Currently, four member states – Germany, Austria, Netherlands and Sweden – receive lump-sum temporary corrections which cap the contribution they make to paying for the UK rebate to 25% of the figure which would otherwise apply (incidentally, this means that France makes up the main part of what Britain saves in its net contribution due to the rebate). HvR-II follows the Commission in limiting the corrections to just Germany, Netherlands and Sweden.
However, at least two member states are unhappy with this last HvR-II proposal on corrections. Austria is complaining that it has been struck off the list of countries that receive a rebate on the UK rebate; it accepts that it will pay more into the budget next time, but refuses to be the only country that will lose its rebate. On the other hand, Denmark has insisted that it should be included in the ‘club’ of countries receiving a rebate on the UK rebate, and the Danish government has gone as far as including this money in its forward budget projections to 2020.
France and Italy have called for a single, transparent system that would allow any country meeting certain criteria to ask for compensation. This seems to reflect the option of a generalised correction mechanism which the Commission put forward on previous occasions. However, it is hardly likely that such radical ideas will be put on the table during the end-game of these negotiations.
Prospects for success
In the run-up to the summit, various European leaders have been downplaying the prospects for success and playing up the immovability of their bottom lines. However, this must be seen as standard negotiating tactics and probably tells us little of the true state of the end-game negotiations.
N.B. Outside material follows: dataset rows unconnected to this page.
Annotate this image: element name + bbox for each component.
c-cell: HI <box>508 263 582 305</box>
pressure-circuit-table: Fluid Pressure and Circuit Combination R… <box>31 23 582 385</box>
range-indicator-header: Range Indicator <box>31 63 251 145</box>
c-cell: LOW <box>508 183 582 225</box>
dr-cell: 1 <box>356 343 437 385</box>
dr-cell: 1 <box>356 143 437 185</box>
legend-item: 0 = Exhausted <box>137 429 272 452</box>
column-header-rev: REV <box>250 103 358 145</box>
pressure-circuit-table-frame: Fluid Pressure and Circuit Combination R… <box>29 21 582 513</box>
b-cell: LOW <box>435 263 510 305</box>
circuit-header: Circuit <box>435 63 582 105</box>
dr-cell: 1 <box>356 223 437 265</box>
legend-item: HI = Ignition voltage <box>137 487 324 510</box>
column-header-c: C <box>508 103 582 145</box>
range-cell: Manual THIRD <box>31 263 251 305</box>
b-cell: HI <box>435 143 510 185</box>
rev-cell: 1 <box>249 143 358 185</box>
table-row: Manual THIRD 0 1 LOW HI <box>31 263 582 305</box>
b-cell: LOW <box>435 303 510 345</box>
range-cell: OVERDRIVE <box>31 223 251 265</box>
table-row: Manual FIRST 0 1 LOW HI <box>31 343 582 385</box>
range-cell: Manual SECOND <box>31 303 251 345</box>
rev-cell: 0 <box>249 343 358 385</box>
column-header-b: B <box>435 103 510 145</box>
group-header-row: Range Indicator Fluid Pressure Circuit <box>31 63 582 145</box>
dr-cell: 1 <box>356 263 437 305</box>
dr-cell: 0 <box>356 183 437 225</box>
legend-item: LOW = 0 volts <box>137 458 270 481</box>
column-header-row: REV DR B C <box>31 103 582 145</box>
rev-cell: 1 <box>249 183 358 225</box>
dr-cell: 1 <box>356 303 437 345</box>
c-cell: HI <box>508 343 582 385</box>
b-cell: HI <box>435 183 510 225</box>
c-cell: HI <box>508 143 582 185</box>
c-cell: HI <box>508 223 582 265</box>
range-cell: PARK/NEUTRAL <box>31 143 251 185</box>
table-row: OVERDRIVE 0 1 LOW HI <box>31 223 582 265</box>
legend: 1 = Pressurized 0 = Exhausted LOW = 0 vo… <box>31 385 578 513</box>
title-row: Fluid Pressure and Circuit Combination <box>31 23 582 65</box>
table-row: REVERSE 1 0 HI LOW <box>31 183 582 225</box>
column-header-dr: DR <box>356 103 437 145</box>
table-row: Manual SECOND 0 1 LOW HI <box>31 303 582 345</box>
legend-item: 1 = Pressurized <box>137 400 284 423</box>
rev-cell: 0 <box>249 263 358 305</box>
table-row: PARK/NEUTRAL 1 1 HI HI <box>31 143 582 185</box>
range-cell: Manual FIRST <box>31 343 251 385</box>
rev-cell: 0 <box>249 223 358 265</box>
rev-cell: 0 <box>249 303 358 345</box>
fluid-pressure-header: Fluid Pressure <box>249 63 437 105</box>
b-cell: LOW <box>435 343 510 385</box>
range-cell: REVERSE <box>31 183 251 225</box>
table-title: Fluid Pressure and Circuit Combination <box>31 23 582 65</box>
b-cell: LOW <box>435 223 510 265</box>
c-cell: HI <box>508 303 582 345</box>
Success is by no means guaranteed, but the balance of probabilities must be that a deal is reached, on the grounds that the remaining differences are, really, of a second or third order of magnitude and that a second failure would be too costly to contemplate for the European project as a whole.
But European Council approval is only one third of the battle; any budget deal must also win the consent of the European Parliament, and the own resources decision must also be approved unanimously by the member states in accordance with their respective constitutional provisions.
The Parliament is unlikely to find the outcome to its liking and it has shown its willingness to throw shapes both in negotiating the 2007-2013 MFF and, more recently, in approving the 2013 annual budget. Commissioner Lewandowski has suggested (one would love to see the underlying statistical model!) that every billion euro cut from the budget means a loss of seven votes in the Parliament. It will fall to the Irish Presidency to persuade the Parliament to support the European Council outcome; my view is that this will prove the more difficult task.